A pesar de que existe la instrucción de pagar mil pesos a quienes logren reunir 15 credenciales para votar, la operación no levanta. El despliegue, coordinado inicialmente por Andy López Beltrán con la participación de 65 diputados federales de Morena y 22 del PT, es ahora visto con pesimismo por los propios legisladores.
La debacle se aceleró tras la renuncia de Andy López Beltrán a la Secretaría General del partido.
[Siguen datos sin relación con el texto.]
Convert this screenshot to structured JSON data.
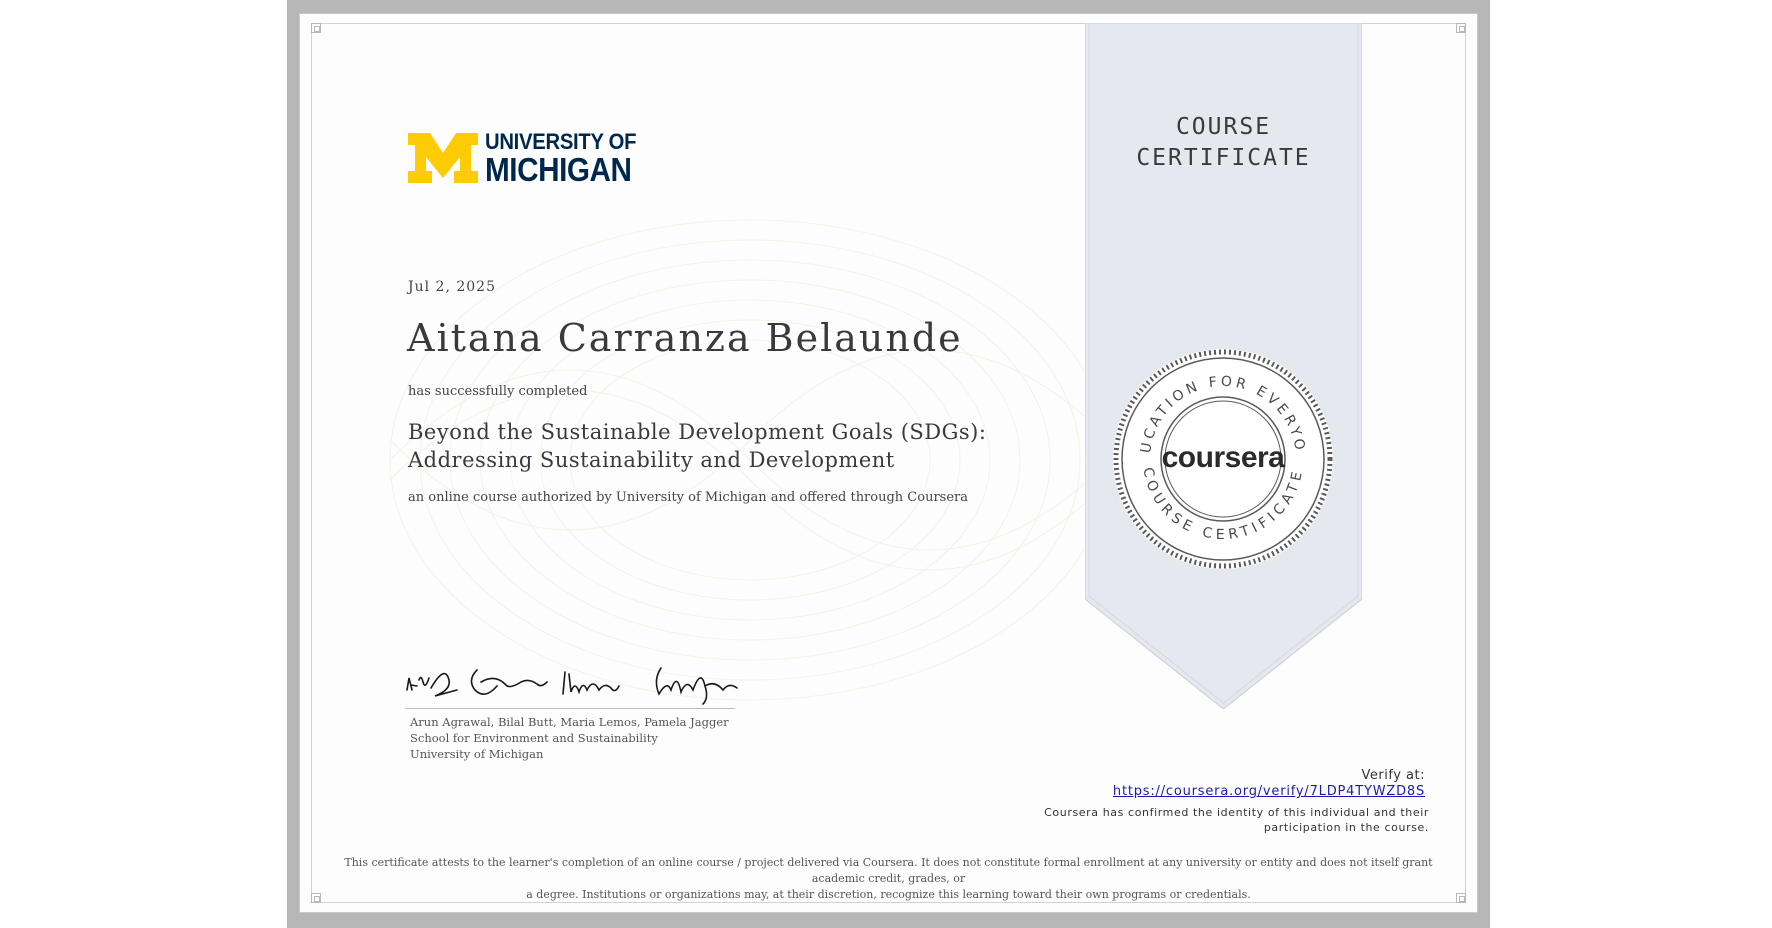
{
  "banner": {
    "title_line1": "COURSE",
    "title_line2": "CERTIFICATE",
    "color": "#e5e8ee"
  },
  "institution": {
    "logo_line1": "UNIVERSITY OF",
    "logo_line2": "MICHIGAN",
    "brand_colors": {
      "maize": "#ffcb05",
      "blue": "#00274c"
    }
  },
  "certificate": {
    "date": "Jul 2, 2025",
    "recipient": "Aitana Carranza Belaunde",
    "completed_text": "has successfully completed",
    "course_line1": "Beyond the Sustainable Development Goals (SDGs):",
    "course_line2": "Addressing Sustainability and Development",
    "description": "an online course authorized by University of Michigan and offered through Coursera"
  },
  "signatories": {
    "names": "Arun Agrawal, Bilal Butt, Maria Lemos, Pamela Jagger",
    "school": "School for Environment and Sustainability",
    "university": "University of Michigan"
  },
  "seal": {
    "top_text": "EDUCATION FOR EVERYONE",
    "center_text": "coursera",
    "bottom_text": "COURSE CERTIFICATE"
  },
  "verification": {
    "label": "Verify at:",
    "url": "https://coursera.org/verify/7LDP4TYWZD8S",
    "note_line1": "Coursera has confirmed the identity of this individual and their",
    "note_line2": "participation in the course."
  },
  "disclaimer": {
    "line1": "This certificate attests to the learner's completion of an online course / project delivered via Coursera. It does not constitute formal enrollment at any university or entity and does not itself grant academic credit, grades, or",
    "line2": "a degree. Institutions or organizations may, at their discretion, recognize this learning toward their own programs or credentials."
  }
}
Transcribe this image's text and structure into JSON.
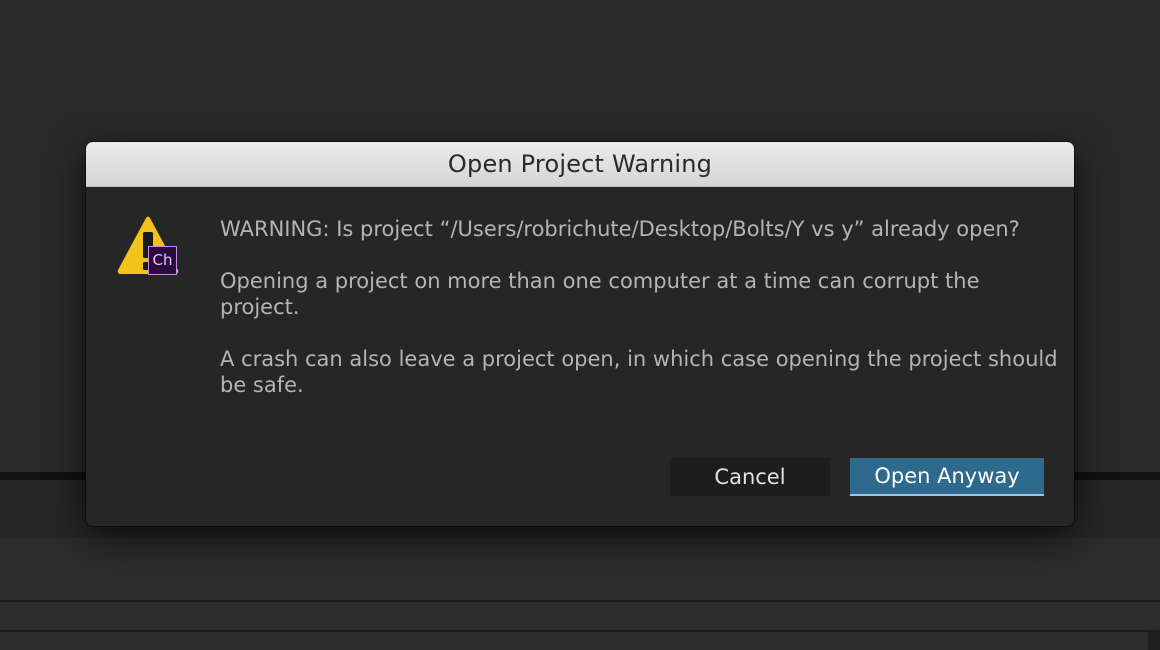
{
  "dialog": {
    "title": "Open Project Warning",
    "warning_line": "WARNING: Is project “/Users/robrichute/Desktop/Bolts/Y vs y” already open?",
    "paragraph_1": "Opening a project on more than one computer at a time can corrupt the project.",
    "paragraph_2": "A crash can also leave a project open, in which case opening the project should be safe.",
    "icon": "warning-icon",
    "app_badge": "Ch",
    "buttons": {
      "cancel": "Cancel",
      "open_anyway": "Open Anyway"
    }
  },
  "colors": {
    "accent": "#2d6a8e",
    "warning": "#f2c318",
    "badge_bg": "#2d0a3e",
    "badge_border": "#c28ee6"
  }
}
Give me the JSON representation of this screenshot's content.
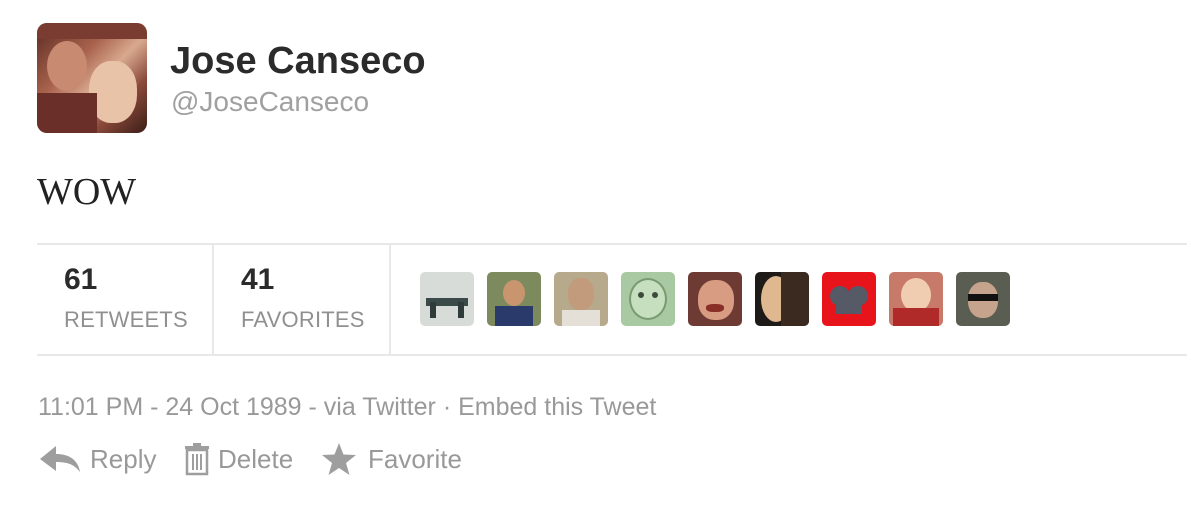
{
  "user": {
    "name": "Jose Canseco",
    "handle": "@JoseCanseco"
  },
  "tweet": {
    "text": "WOW"
  },
  "stats": {
    "retweets_count": "61",
    "retweets_label": "RETWEETS",
    "favorites_count": "41",
    "favorites_label": "FAVORITES"
  },
  "meta": {
    "timestamp": "11:01 PM - 24 Oct 1989",
    "sep1": " - ",
    "via": "via Twitter",
    "sep2": " · ",
    "embed": "Embed this Tweet"
  },
  "actions": {
    "reply": "Reply",
    "delete": "Delete",
    "favorite": "Favorite"
  },
  "icons": [
    "reply-icon",
    "trash-icon",
    "star-icon"
  ],
  "colors": {
    "name": "#2b2b2b",
    "muted": "#999999",
    "divider": "#e8e8e8"
  }
}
De acuerdo con testimonios, su salida desincentivó a cerca de la mitad de los congresistas, quienes habían aportado financiamiento y personal por lealtad directa al expresidente López Obrador y a su hijo. Ahora, consideran que es una pérdida de tiempo y dinero intentar ganar en un estado históricamente dominado por el PRI.
Algunos diputados denuncian haber gastado decenas de miles de pesos de su bolsillo, enfrentando además un rechazo notable de los votantes. Ante esto, la dirigente nacional Ariadna Montiel Reyes admitió que el panorama es sumamente difícil, aunque pidió un "último esfuerzo" que incluye el uso de call centers y brigadas casa por casa.
Por último, legisladores guindas señalan que el PRI ha sembrado miedo entre la población, sugiriendo que la llegada de Morena terminaría con la seguridad actual y traería el caos. Con el cierre de campañas en Saltillo y Torreón, el partido enfrenta un escenario complejo en el norte del país.